On May 23, 2017, various Attorneys General of 47 states and the District of Columbia announced that they had reached an $18.5 million settlement with Target regarding the states’ investigation of the company’s 2013 data breach. This represents the largest multi-state data breach settlement achieved to date.

Connecticut Attorney General George Jepsen and Illinois Attorney General Lisa Madigan led the investigation, which found that hackers used credentials stolen from a third-party vendor to access Target’s gateway server and install malware that enabled them to capture consumer data, including names, contact information and payment card information of over 40 million customers. In addition to the monetary settlement, Target will adopt measures to secure and protect consumer information. For example, Target has 180 days to develop and implement a comprehensive information security program to be overseen by an executive reporting to its CEO and Board of Directors. The settlement also requires Target to obtain a third-party assessment of the measures it adopts and submit the assessor’s findings to the states.

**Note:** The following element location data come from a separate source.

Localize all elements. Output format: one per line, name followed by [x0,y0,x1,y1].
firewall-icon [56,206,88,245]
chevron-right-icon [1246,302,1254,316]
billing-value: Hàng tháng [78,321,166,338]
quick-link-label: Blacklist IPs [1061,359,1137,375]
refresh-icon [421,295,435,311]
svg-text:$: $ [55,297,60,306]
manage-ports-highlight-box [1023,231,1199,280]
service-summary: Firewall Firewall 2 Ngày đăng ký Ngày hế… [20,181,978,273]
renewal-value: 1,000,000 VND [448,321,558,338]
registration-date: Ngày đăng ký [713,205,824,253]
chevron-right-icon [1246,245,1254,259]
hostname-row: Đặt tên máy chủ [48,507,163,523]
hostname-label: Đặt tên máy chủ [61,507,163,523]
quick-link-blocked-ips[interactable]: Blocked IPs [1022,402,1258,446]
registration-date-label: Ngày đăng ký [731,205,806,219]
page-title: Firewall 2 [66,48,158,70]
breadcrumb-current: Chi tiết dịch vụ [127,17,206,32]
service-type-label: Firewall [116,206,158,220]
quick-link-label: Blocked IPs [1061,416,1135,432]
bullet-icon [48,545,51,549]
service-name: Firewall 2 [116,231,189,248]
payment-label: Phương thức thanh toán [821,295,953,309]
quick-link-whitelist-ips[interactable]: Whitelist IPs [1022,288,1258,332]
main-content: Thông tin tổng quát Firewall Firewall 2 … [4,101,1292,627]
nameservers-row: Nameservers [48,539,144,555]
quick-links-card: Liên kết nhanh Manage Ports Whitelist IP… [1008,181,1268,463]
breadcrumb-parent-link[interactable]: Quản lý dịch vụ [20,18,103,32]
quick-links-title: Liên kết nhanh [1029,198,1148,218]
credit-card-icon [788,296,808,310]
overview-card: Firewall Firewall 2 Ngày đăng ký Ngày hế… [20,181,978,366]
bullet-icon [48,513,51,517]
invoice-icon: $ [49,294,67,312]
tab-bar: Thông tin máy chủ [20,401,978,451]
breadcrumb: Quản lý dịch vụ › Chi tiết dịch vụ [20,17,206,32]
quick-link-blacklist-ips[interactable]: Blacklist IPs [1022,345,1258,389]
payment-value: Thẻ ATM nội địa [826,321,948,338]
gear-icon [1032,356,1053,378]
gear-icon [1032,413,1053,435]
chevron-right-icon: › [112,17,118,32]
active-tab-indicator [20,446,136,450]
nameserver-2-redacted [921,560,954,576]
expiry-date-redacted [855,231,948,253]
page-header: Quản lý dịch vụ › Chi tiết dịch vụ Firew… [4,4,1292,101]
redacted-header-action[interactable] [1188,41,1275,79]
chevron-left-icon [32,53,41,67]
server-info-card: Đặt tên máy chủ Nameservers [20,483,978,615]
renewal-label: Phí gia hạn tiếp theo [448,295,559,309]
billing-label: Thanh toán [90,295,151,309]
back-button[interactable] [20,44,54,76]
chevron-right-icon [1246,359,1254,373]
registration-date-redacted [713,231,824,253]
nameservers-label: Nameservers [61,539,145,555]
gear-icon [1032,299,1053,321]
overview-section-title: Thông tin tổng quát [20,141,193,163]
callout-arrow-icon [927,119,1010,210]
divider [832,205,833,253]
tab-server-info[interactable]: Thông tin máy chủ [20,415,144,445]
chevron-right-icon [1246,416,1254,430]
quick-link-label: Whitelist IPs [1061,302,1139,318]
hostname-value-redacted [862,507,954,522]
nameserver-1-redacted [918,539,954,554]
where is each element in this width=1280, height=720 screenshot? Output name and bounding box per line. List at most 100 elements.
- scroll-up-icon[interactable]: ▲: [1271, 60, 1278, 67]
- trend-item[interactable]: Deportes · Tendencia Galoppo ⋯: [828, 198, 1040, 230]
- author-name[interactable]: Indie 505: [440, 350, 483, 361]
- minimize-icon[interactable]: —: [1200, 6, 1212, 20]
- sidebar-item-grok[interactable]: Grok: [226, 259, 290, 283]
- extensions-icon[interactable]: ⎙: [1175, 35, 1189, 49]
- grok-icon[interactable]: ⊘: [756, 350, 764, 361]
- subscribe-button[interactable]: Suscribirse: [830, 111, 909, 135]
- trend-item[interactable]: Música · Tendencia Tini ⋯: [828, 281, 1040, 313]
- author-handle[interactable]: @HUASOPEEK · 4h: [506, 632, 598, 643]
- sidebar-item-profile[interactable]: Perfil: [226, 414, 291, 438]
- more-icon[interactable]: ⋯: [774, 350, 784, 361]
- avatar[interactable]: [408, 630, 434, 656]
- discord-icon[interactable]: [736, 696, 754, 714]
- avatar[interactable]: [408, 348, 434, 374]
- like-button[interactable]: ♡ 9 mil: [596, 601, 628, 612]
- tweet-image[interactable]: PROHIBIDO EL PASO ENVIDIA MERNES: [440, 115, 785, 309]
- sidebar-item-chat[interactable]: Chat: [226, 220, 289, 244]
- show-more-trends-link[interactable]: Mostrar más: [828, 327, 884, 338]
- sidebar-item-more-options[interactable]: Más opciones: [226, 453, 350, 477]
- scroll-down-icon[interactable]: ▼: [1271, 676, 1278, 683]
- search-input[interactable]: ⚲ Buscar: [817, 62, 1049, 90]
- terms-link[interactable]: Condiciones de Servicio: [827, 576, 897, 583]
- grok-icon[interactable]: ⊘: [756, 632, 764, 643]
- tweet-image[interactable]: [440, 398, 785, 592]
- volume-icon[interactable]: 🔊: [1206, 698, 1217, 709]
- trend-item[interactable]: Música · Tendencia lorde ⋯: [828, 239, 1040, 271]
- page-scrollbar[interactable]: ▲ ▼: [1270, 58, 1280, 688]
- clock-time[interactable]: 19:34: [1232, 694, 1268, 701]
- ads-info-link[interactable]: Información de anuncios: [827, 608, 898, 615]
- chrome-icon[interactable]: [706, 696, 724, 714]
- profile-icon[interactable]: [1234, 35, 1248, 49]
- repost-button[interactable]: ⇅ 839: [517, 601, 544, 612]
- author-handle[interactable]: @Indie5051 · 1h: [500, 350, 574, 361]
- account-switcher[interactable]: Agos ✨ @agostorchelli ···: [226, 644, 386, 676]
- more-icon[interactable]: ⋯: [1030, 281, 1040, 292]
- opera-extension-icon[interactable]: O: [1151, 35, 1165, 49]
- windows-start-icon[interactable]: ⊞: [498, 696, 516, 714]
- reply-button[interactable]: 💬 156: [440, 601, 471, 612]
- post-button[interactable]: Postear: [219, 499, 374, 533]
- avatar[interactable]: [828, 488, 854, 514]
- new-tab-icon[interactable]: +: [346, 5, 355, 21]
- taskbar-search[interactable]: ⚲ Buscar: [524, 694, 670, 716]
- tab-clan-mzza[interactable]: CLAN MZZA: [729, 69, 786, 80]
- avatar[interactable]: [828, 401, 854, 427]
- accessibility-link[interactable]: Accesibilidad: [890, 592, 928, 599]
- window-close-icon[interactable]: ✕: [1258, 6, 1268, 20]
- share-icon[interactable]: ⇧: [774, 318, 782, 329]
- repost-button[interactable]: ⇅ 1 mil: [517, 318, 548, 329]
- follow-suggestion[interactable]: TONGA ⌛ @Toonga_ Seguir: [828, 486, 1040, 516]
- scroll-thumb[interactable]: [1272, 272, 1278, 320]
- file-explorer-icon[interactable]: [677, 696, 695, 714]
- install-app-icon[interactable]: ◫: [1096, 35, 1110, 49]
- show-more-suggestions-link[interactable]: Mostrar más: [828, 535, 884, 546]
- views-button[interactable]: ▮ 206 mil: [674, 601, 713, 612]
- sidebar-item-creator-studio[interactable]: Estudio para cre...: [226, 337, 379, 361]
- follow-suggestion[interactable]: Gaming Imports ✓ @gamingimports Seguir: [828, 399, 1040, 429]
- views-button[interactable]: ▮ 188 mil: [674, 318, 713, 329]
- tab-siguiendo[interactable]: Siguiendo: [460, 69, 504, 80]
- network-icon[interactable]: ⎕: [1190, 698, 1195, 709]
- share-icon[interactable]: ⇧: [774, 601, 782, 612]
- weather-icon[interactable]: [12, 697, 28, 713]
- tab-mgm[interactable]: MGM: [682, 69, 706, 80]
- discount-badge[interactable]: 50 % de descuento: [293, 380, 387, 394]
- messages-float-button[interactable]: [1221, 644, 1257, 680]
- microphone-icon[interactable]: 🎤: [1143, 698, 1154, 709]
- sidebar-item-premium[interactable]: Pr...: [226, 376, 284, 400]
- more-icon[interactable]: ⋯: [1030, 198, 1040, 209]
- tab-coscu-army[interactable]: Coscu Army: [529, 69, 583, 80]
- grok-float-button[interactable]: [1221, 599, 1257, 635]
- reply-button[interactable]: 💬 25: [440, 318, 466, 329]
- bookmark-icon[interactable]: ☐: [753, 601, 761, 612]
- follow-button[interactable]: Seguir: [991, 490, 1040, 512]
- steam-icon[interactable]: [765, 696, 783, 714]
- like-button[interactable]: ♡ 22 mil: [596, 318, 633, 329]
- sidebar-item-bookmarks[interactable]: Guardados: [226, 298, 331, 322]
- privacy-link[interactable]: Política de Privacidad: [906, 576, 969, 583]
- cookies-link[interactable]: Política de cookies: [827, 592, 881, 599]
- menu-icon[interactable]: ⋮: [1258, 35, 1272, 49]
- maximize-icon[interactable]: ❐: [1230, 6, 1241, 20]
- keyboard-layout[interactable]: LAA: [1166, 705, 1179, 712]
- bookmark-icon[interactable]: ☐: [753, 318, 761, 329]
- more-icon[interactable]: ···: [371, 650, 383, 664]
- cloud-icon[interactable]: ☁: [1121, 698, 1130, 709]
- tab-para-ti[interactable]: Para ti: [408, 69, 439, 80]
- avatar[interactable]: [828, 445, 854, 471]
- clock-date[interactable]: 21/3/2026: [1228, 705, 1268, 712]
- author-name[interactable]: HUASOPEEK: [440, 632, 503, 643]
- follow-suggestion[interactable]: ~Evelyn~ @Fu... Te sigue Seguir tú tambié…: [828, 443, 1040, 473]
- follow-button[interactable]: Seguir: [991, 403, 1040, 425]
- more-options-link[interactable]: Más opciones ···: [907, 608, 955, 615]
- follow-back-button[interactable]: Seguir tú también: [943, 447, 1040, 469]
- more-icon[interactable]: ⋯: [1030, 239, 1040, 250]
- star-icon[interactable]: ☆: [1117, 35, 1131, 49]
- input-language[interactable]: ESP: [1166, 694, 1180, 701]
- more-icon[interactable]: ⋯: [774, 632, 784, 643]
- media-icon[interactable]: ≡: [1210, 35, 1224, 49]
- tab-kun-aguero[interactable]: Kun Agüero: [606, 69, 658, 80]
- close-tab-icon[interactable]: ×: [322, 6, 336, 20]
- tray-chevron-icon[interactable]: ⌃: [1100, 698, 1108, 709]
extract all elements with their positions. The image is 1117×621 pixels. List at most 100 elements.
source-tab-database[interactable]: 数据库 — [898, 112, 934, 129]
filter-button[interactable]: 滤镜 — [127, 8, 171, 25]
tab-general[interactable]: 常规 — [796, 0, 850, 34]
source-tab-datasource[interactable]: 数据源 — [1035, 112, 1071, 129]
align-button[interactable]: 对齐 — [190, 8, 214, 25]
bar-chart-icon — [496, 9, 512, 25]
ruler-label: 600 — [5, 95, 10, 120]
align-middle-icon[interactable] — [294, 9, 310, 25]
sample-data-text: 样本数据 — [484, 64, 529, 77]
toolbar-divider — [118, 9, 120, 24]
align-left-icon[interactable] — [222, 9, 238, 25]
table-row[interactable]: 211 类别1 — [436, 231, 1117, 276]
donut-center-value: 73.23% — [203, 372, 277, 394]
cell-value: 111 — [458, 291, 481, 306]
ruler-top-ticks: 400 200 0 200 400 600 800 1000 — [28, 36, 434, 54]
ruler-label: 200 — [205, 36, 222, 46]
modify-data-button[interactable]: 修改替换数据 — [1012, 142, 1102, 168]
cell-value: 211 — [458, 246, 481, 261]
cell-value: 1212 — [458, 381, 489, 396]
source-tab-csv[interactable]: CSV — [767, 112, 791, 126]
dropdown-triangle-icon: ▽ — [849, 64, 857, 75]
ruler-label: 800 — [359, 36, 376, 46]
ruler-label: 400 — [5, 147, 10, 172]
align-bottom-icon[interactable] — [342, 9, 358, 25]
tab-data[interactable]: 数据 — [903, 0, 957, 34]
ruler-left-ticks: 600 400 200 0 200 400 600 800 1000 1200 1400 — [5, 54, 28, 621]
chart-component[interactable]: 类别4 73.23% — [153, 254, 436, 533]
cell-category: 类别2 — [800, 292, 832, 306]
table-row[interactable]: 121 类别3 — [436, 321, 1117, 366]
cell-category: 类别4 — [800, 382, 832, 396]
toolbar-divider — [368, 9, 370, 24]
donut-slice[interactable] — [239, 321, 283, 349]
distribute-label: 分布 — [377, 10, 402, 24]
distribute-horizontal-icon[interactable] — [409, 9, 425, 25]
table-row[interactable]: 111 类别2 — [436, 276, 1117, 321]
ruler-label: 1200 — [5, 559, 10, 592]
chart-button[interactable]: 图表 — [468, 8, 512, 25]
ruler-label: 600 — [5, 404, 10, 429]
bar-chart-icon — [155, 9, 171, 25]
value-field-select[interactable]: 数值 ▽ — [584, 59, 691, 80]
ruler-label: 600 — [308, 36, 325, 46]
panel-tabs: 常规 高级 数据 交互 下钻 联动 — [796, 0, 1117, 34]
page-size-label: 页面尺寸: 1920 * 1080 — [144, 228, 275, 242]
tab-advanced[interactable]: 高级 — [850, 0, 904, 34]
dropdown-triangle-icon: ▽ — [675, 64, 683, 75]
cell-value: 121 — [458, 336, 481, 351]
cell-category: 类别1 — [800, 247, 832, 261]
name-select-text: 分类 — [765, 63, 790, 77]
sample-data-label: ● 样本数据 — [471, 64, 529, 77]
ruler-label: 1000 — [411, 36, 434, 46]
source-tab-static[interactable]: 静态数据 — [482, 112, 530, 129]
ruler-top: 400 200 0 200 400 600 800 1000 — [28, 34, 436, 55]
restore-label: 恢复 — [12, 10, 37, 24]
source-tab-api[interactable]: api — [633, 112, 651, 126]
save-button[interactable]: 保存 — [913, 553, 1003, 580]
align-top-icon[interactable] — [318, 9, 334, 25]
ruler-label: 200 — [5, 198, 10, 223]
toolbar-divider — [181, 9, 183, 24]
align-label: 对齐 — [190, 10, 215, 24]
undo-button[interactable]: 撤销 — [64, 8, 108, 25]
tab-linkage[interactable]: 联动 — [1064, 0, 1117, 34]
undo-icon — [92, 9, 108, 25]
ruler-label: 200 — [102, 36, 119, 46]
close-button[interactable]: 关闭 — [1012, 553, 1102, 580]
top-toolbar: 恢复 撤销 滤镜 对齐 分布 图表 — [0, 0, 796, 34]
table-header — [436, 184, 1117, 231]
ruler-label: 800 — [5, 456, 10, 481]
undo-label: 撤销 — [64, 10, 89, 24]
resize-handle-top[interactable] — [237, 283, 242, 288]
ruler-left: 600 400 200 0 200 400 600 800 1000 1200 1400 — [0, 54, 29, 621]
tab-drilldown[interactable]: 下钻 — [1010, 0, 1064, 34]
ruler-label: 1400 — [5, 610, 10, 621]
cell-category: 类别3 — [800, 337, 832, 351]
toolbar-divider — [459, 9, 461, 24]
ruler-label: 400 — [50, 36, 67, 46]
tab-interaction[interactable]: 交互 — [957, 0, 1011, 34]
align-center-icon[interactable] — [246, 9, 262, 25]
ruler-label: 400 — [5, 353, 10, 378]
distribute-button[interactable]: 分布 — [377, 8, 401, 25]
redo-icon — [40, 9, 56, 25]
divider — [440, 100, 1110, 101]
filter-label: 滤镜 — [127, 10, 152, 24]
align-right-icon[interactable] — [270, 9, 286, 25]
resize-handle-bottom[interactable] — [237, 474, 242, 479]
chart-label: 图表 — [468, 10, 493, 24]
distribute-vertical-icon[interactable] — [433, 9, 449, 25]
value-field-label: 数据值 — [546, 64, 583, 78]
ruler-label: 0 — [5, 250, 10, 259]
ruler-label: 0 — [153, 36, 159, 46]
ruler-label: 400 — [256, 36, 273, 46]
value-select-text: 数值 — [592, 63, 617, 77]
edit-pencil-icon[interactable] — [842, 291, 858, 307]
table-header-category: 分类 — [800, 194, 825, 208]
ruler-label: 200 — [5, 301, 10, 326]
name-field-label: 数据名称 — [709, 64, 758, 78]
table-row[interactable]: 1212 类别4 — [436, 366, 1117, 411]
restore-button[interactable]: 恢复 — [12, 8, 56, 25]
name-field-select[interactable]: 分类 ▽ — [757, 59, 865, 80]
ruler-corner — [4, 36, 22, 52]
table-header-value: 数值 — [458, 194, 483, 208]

Attorney General Madigan described the measures as setting “industry standards for companies that process payment cards and maintain secure information about their customers.” Attorney General Jepsen not only commended Target for its actions in response to the breach, including its cooperation with the states’ investigation and settlement negotiations, but also hoped the settlement would “serve to inform other companies as to what is expected of them in terms of the security of their consumers’ information.”